Macro data have been strong globally indicating a synchronized upswing for some 18 months now. The US began to slow in Q1 and now some softness is appearing in data in Europe and Asia as well. This appears to be a mild, cyclical slowdown as opposed to something more fundamental and persistent. The growth is sufficiently strong that the Fed and PBOC are now reverting to neutral and may tighten in future. The recovery in Japanese growth is yet weak and together with the size of the national debt, will likely not see the BoJ shifting even to neutral. There are signs of some divergence in Eurozone growth that the ECB will similarly not be in a position to shift to neutral, let alone tighten. The ECB has probably been misunderstood and is facing technical difficulties with QE, which will probably see QE tapered but replaced by policy of similar accommodation. In any case, the ECB made no definitive statement, maintained the current status quo and deferred any monetary policy decisions to the October 26 meeting.
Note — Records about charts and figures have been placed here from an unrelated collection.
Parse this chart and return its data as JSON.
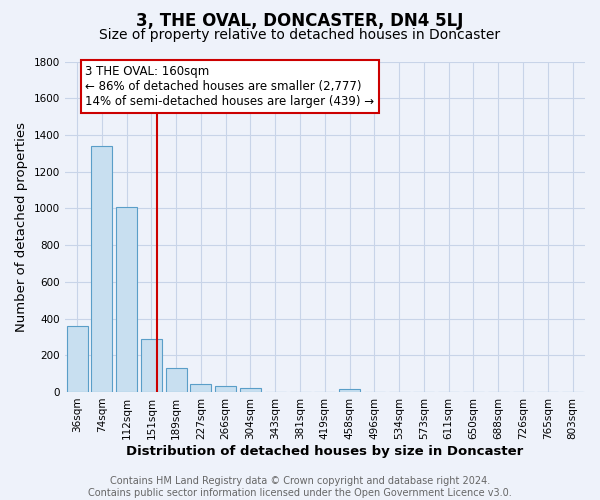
{
  "title": "3, THE OVAL, DONCASTER, DN4 5LJ",
  "subtitle": "Size of property relative to detached houses in Doncaster",
  "xlabel": "Distribution of detached houses by size in Doncaster",
  "ylabel": "Number of detached properties",
  "bar_labels": [
    "36sqm",
    "74sqm",
    "112sqm",
    "151sqm",
    "189sqm",
    "227sqm",
    "266sqm",
    "304sqm",
    "343sqm",
    "381sqm",
    "419sqm",
    "458sqm",
    "496sqm",
    "534sqm",
    "573sqm",
    "611sqm",
    "650sqm",
    "688sqm",
    "726sqm",
    "765sqm",
    "803sqm"
  ],
  "bar_values": [
    360,
    1340,
    1010,
    290,
    130,
    45,
    30,
    20,
    0,
    0,
    0,
    15,
    0,
    0,
    0,
    0,
    0,
    0,
    0,
    0,
    0
  ],
  "bar_color": "#c8dff0",
  "bar_edge_color": "#5a9ec8",
  "ylim": [
    0,
    1800
  ],
  "yticks": [
    0,
    200,
    400,
    600,
    800,
    1000,
    1200,
    1400,
    1600,
    1800
  ],
  "annotation_title": "3 THE OVAL: 160sqm",
  "annotation_line1": "← 86% of detached houses are smaller (2,777)",
  "annotation_line2": "14% of semi-detached houses are larger (439) →",
  "annotation_box_color": "#ffffff",
  "annotation_box_edge": "#cc0000",
  "vline_color": "#cc0000",
  "footer_line1": "Contains HM Land Registry data © Crown copyright and database right 2024.",
  "footer_line2": "Contains public sector information licensed under the Open Government Licence v3.0.",
  "background_color": "#eef2fa",
  "grid_color": "#c8d4e8",
  "title_fontsize": 12,
  "subtitle_fontsize": 10,
  "axis_label_fontsize": 9.5,
  "tick_fontsize": 7.5,
  "footer_fontsize": 7,
  "annotation_fontsize": 8.5
}
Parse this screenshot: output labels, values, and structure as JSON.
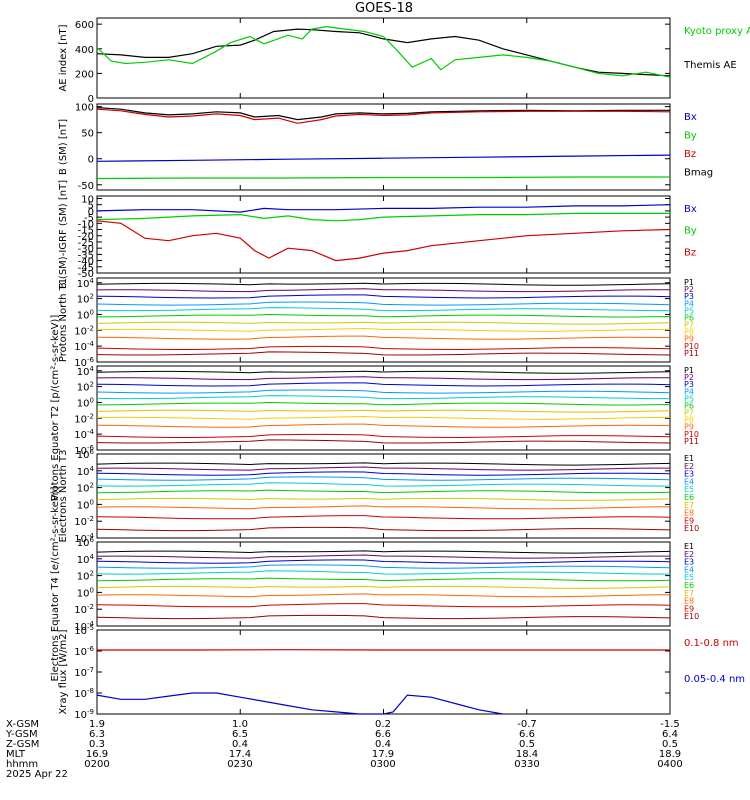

The implications of the above are that investors should not be too bearish duration in any currency, and that recent EUR strength (and conversely USD weakness) could be overdone.
And while we note the strength in economic data, we also note the first and early signs that growth may be decelerating as indicated by slightly softer high frequency PMIs. Recent data have indicated an incipient shift towards domestic growth away from trade, a theme we witnessed from 2011 – 2015. Since then trade, manufacturing and commodities have rebounded. We hope that we do not return to the insidious dynamics of trade war and that the current downturn is just a correction.